Some types of cyber attacks don't occur from viruses, or malware. The concept of social engineering is not new, but has been seeing more use over the years. Social engineering is the practice of socially manipulating users to extract data from them.
The website social-engineering.org tracks various data regarding social engineering style attacks, and found that many surprising results.
They found that:
- 90% of people when called will provide not only their full name and spelling of their name, but also their email address's without even requesting the callers name.
- 67% of the people they asked gave out their social security number, birth dates, or employee ID's.
Another form of Social Engineering which involves spoofing a phone number to appear to be someone that they are not is called Vishing. One person fell victim to a vishing style attack when they thought their bank's fraud department was contacting them to identify some fraudulent charges. The victim had received a text previously which they then asked him to read back to them.
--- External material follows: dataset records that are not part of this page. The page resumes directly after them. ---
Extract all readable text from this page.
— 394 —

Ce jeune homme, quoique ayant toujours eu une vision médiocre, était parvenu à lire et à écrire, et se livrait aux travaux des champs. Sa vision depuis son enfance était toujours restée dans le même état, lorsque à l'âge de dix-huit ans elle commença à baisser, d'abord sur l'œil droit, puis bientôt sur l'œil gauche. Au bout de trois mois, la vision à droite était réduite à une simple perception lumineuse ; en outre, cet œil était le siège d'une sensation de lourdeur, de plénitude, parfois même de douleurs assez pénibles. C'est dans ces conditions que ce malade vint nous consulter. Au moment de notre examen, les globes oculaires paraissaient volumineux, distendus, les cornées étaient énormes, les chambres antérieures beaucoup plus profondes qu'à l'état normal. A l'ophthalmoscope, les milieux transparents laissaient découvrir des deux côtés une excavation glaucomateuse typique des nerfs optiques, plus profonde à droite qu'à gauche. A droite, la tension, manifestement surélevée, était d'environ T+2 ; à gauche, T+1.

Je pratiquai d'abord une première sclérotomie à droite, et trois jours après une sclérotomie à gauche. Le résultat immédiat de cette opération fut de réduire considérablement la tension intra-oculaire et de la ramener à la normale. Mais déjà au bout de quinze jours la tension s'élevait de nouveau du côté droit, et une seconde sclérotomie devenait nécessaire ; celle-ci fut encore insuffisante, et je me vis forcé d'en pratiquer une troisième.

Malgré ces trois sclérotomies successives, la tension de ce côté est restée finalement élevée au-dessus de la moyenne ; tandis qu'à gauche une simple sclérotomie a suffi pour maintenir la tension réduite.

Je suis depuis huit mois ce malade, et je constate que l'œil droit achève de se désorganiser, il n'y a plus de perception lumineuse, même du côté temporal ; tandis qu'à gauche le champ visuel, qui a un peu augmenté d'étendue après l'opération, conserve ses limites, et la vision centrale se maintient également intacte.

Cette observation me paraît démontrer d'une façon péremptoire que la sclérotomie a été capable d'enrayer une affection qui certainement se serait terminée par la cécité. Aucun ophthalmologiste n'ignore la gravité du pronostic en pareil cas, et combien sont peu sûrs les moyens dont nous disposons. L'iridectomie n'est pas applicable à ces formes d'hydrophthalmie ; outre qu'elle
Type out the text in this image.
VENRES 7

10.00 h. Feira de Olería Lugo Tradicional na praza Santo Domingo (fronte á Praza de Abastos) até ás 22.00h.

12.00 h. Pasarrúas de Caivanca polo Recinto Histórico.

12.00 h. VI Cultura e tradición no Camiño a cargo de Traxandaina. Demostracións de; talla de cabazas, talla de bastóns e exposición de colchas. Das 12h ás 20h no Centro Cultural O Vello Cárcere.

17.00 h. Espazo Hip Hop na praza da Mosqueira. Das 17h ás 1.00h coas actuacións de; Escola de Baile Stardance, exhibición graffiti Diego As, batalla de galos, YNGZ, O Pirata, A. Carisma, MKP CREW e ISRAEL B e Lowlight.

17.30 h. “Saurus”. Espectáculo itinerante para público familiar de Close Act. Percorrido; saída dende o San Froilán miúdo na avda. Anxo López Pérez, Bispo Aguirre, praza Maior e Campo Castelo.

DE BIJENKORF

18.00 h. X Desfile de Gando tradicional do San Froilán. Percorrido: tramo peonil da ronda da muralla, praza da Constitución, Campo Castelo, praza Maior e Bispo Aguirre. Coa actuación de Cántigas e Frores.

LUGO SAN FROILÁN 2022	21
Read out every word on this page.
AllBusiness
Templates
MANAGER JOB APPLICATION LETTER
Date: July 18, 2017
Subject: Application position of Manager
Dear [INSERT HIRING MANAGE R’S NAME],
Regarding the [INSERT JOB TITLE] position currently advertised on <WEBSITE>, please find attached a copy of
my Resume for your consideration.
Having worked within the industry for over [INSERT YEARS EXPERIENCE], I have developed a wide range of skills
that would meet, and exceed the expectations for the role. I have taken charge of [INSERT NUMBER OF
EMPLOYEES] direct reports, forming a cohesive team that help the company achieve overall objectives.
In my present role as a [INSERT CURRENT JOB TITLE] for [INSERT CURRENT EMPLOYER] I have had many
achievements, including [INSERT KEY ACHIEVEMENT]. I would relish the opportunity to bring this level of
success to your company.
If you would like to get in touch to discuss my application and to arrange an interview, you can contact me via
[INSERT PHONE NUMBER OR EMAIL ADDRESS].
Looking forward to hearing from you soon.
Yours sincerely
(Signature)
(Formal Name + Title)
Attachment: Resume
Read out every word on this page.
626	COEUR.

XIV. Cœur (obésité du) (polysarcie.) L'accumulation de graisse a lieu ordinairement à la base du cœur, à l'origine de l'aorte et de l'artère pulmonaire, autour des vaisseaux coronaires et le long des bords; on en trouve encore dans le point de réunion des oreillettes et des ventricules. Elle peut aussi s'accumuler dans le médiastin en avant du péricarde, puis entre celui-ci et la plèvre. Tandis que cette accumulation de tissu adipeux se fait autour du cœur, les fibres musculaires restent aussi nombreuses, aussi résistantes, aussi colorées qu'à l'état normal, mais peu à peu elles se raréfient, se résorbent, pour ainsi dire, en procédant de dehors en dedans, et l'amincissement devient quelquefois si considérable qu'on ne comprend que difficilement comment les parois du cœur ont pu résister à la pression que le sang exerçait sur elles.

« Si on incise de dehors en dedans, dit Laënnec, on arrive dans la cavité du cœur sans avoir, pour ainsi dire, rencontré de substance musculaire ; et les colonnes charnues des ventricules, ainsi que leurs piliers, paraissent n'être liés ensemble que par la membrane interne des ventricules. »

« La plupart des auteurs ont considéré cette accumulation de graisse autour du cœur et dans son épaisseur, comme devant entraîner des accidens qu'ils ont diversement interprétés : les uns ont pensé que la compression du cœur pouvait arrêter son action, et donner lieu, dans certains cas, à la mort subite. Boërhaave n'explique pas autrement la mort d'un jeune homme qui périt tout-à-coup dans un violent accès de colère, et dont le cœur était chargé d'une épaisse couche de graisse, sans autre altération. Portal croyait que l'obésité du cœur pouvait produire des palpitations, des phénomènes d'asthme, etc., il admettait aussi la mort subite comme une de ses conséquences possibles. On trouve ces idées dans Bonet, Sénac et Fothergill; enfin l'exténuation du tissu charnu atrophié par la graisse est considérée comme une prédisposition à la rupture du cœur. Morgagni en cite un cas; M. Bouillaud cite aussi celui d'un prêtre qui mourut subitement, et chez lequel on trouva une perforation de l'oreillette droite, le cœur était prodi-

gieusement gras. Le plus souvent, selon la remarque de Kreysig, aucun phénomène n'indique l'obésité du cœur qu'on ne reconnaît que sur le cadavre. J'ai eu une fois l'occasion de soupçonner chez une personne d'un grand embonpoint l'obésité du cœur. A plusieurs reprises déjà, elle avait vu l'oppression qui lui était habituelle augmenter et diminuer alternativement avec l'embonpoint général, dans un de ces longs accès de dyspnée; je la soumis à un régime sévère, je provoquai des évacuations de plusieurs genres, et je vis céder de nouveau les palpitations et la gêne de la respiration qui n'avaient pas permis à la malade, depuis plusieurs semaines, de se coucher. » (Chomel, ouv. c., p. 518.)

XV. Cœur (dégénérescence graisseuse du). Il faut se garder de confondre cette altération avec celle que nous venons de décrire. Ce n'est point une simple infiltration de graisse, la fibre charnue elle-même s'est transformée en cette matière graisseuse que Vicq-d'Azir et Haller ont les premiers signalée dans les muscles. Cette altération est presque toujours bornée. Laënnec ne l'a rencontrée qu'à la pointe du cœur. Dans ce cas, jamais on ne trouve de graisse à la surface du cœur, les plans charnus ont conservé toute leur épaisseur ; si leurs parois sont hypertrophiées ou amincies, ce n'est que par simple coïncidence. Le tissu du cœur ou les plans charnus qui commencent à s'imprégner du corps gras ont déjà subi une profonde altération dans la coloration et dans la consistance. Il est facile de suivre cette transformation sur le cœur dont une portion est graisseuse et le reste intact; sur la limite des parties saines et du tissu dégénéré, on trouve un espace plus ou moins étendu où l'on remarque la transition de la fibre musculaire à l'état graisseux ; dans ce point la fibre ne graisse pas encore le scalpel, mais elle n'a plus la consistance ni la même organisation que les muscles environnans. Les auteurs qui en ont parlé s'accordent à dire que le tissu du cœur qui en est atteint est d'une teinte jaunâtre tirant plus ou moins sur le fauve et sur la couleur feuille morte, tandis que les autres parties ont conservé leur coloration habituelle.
Only a few hours later did this person realize they were indeed speaking to the fraudster, and not their banks fraud department.
The lesson to be taken from these types of Social Engineering style attacks is to remember to never give any kind of confidential data to someone who contacts you. If you receive a call from a number that looks like your bank or financial institution requesting personal information, try calling back on the number on the back of your card.
The main take away is to be careful whenever giving information out over the phone or to anyone you don't formally know. Scams and information security doesn't only take place in the confines of a computer or network.